PRAGUE (Reuters) - The Czech Republic’s central state budget ended 2019 with a narrower deficit than expected, albeit the largest gap in four years as spending increased and the economic growth slowed.
The country has been one of the European Union’s best budget performers in recent years, keeping overall public finances, including the budget, in a surplus since 2016 while also using a strong economic period to raise spending for pensions, wages and investment.
However, it is also starting to contend with slowing growth.
The government reported a 28.5 billion crown ($1.25 billion) 2019 budget gap, below its approved 40 billion crown deficit. Savings and better than expected EU fund flows, among other items, helped make up for a slight tax shortfall.
“The reality remains that tax collection is not fulfilling expectations and the entire budget balance was significantly influenced by extraordinary non-tax income,” Raiffeisenbank analyst Vit Hradil said.
“We expect (in 2020) that the problem with fulfilling government ambitions will again arise, and that is mainly in the area of tax income.”
Tax income was nearly 11 billion crowns below target in 2019 although overall income was above plans.
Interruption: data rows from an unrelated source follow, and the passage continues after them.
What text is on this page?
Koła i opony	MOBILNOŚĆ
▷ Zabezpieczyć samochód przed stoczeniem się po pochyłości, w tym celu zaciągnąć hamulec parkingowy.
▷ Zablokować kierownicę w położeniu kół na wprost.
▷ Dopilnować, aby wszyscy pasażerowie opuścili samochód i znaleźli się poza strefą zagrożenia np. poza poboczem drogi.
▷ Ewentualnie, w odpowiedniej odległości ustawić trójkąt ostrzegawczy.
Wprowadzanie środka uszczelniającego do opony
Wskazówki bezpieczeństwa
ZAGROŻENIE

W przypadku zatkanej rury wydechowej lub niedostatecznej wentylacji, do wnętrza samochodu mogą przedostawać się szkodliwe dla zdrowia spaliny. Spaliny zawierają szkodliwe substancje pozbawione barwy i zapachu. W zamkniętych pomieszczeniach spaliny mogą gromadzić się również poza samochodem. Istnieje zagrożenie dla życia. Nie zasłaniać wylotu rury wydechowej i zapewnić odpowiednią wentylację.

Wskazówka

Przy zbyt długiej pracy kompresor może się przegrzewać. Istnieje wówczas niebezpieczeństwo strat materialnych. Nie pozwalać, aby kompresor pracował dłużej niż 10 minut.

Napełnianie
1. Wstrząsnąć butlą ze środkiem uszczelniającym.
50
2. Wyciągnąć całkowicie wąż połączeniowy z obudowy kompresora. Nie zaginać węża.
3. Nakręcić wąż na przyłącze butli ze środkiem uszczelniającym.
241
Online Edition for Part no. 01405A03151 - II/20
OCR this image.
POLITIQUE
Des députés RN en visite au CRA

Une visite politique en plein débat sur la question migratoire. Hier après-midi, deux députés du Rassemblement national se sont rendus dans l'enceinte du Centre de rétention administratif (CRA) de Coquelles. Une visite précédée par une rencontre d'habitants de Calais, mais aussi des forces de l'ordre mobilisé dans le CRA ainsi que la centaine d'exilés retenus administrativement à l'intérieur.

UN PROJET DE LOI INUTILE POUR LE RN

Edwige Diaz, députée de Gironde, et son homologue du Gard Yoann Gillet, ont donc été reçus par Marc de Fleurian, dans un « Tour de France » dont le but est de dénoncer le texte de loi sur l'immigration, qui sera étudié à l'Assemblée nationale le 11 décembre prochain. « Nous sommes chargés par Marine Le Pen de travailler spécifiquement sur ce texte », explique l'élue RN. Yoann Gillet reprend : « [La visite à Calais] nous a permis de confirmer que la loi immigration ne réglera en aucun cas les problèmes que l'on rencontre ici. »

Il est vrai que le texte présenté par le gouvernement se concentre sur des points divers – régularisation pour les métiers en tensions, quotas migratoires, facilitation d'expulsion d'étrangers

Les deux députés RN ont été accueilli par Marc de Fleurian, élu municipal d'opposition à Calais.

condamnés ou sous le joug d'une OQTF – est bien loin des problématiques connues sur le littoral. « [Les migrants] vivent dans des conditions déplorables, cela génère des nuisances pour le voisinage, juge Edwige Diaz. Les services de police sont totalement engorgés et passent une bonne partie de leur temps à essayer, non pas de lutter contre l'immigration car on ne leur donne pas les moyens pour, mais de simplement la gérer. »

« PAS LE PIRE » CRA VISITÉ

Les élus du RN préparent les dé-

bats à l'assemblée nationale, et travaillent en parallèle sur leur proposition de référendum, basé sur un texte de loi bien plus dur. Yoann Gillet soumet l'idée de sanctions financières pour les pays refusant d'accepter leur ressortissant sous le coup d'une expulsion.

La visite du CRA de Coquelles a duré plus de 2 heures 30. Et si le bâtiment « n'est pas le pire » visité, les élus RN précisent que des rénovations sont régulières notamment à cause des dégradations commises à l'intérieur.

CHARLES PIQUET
Spending was also more than planned, with pensions rising almost 9%.
The state’s independent budget council office said while the tax shortfall was not large in relation to overall income, it was a clear sign of a slowing economy that the state will have to face in 2020.
* For an interactive graphic: here
The central state budget makes up the bulk of the country’s overall public finances, which also include regional governments and the health insurance system.
The finance ministry expects to maintain surpluses overall before a return to a slight deficit in 2021. It likely ended 2019 at around 0.3-0.4% of gross domestic product, Finance Minister Alena Schillerova told reporters.
The 2020 central budget is also aiming for a 40 billion crown deficit while raising spending.
Economists and opposition have said above-average pension and wage bumps and other handouts in recent years have left little room to manoeuvre in the budget in times of economic weakness. Similarly they say investment in roads and infrastructure has fallen below historical levels despite annual economic growth of between 2.5-5.3% since 2014.
The Czech economy, like others in central Europe, has maintained growth in the past year thanks to falling unemployment, rising wages and firm domestic consumption compensating for slowing trade with a weaker euro zone.
The ministry forecasts 2020 growth to slow to 2.0% from 2.5% seen in 2019.
Schillerova echoed Prime Minister Andrej Babis on Friday in that the state would not cut investments in case of a worsening slowdown.
“We have approved a 40 billion (crown deficit) and of course it will depend on the how the economy develops,” Schillerova said.